I am floored by this! The new Governor of Alabama speaking in a CHURCH, says that those who are Christians are his brothers and sisters gets blasted by everyone that is not a Christian!

Here is what he said… (Remember he is speaking to those in a Church.)

(CNN) – Alabama Republican Gov. Robert Bentley is kicking off his first term in office with a bit of controversy, telling a church audience Monday that he only considers Christians to be his “brothers and sisters.” “Now I will have to say that, if we don’t have the same daddy, we’re not brothers and sisters,” he told parishioners at a Baptist church in Montgomery Monday shortly after being sworn in. “So anybody here today who has not accepted Jesus Christ as their savior, I’m telling you, you’re not my brother and you’re not my sister, and I want to be your brother.”

Can we remember something called context. Yes he is a public figure, but he is also a person with his own right to believe and live. He was speaking not primarily as a Governor but as a Christian in a church.

Here is my rant:

• He is a Christian and what he said was theologically correct! No one of any other religion can prove differently.

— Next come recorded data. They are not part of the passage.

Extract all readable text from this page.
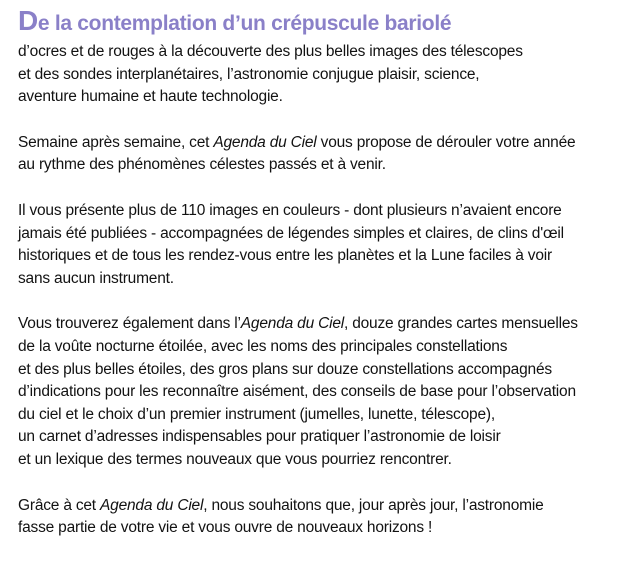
De la contemplation d’un crépuscule bariolé

d’ocres et de rouges à la découverte des plus belles images des télescopes
et des sondes interplanétaires, l’astronomie conjugue plaisir, science,
aventure humaine et haute technologie.

Semaine après semaine, cet Agenda du Ciel vous propose de dérouler votre année
au rythme des phénomènes célestes passés et à venir.

Il vous présente plus de 110 images en couleurs - dont plusieurs n’avaient encore
jamais été publiées - accompagnées de légendes simples et claires, de clins d'œil
historiques et de tous les rendez-vous entre les planètes et la Lune faciles à voir
sans aucun instrument.

Vous trouverez également dans l’Agenda du Ciel, douze grandes cartes mensuelles
de la voûte nocturne étoilée, avec les noms des principales constellations
et des plus belles étoiles, des gros plans sur douze constellations accompagnés
d’indications pour les reconnaître aisément, des conseils de base pour l’observation
du ciel et le choix d’un premier instrument (jumelles, lunette, télescope),
un carnet d’adresses indispensables pour pratiquer l’astronomie de loisir
et un lexique des termes nouveaux que vous pourriez rencontrer.

Grâce à cet Agenda du Ciel, nous souhaitons que, jour après jour, l’astronomie
fasse partie de votre vie et vous ouvre de nouveaux horizons !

• His motivation was not division but rather hopeful inclusion. “…and I want to be your brother.”

• He was in a CHURCH people. Sorry but in church you tend to speak about your religious beliefs. In a Mosque Allah and Mohammed comes up, in Mormon temples they will talk about Moroni from time to time, Buddhists will talk about the teachings of Buddhism, Hindus will talk about the teachings of Hindu, in atheism I guess they just sit around and look at each other. Are we seeing a pattern? Are Christian teachings NOT allowed in a Christian church?

• To cut it short… it seems like when Christians make statements that are in agreement with their convictions Tolerance is decreed as the ultimate virtue, except where Christians are concerned, there it ends up in short supply? I wonder where it goes. Strange phenomenon?

• He did apologize. (See it in the link below) Not for what he believed but for how he presented it? So will this set a precedent? Should those of any faith in public service never speak of their faith? They might offend someone. You don’t see this firestorm when those of other faiths speak about their faith.

Should public figures need to hide their beliefs and faith?

Do we expect it of all faiths or does it seem to be just the Christian faith?

How should we deal with this issue personally in a working environment?

How can we be respectful of the beliefs of others and yet not compromise our convictions?